Squadron after squadron of spider cavalry rode to either side, brutally cutting
down wage slave and petty officer alike if they got in the way. The riders,
splendid in scarlet and yellow and with blue and green banners on their pikes,
seemed every bit as taken by the mood of lunatic urgency as the rowing crews.
“They’re
the elite, my young friend. The jjoint venture consultants and merger executives.

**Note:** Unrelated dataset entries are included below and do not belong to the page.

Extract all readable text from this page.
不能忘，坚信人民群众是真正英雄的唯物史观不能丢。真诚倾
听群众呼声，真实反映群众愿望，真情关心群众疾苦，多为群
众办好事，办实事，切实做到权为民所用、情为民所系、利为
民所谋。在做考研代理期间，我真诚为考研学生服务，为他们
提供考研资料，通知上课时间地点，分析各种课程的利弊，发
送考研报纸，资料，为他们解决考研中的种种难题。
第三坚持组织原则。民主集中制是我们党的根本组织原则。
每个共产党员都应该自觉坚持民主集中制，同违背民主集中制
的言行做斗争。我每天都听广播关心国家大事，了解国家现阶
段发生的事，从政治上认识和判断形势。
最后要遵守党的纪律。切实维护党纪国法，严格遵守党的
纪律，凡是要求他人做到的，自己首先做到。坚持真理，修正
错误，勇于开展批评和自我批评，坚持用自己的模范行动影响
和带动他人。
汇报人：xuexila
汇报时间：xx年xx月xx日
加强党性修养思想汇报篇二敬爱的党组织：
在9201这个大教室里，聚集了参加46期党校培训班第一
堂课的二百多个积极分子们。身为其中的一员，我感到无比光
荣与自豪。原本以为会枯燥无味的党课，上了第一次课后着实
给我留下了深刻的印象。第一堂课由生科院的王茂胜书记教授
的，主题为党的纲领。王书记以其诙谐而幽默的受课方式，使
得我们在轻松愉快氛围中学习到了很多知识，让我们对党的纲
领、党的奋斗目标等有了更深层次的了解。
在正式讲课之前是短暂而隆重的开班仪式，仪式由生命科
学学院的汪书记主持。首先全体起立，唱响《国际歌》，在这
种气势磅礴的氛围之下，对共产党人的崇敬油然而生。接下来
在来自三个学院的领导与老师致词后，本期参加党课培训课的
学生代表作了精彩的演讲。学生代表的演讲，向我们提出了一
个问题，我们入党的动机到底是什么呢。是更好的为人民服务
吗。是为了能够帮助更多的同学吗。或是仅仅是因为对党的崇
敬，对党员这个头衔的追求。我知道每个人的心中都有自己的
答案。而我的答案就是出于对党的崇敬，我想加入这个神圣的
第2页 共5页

Very sought after folk in a landing or a boarding action with a female. Venture
capital brokers too, with their own escort by the look of things. They don’t
lack for coin.”
“What
are they doing on the rowing deck then?”
“Taking
a short cut to the front of the queue, son. They know their way about if anyone
does. The main decks will be packed by seaman now waiting for the boarding
ramps to be raised.”
A huge idea
blossomed up in Skiff’s mind, arriving there as unexpectedly as a
naked trapeze artist plummeting down into the middle of a high court
proceedings. “Tokey,” he said,
his voice filled with the misplaced insanity of youthful self-confidence. “Why
don’t we cut loose and go ashore to seek our fortunes? To escape all this? We’d have
plenty of fun and wealth beyond measure.”
“That,
my lad, is heresy. Only the powerful go, each warlord or admiral supported by
whole armies of fighting men. Big groups, of regimental strength at least, if
not divisional. We haven’t a chance of ever making it. It’s a matter of class,
lad.”
Skiff watched as the rowing supervisors and middle
managers lost even the most superficial sense of self control in their efforts
to drive the rowing operators to greater effort. At the same time, the various
species of wild life that inhabited the sap swamps, shrieked and stampeded
around their homelands, utterly out of their minds.
Somehow Skiff had never felt more alive.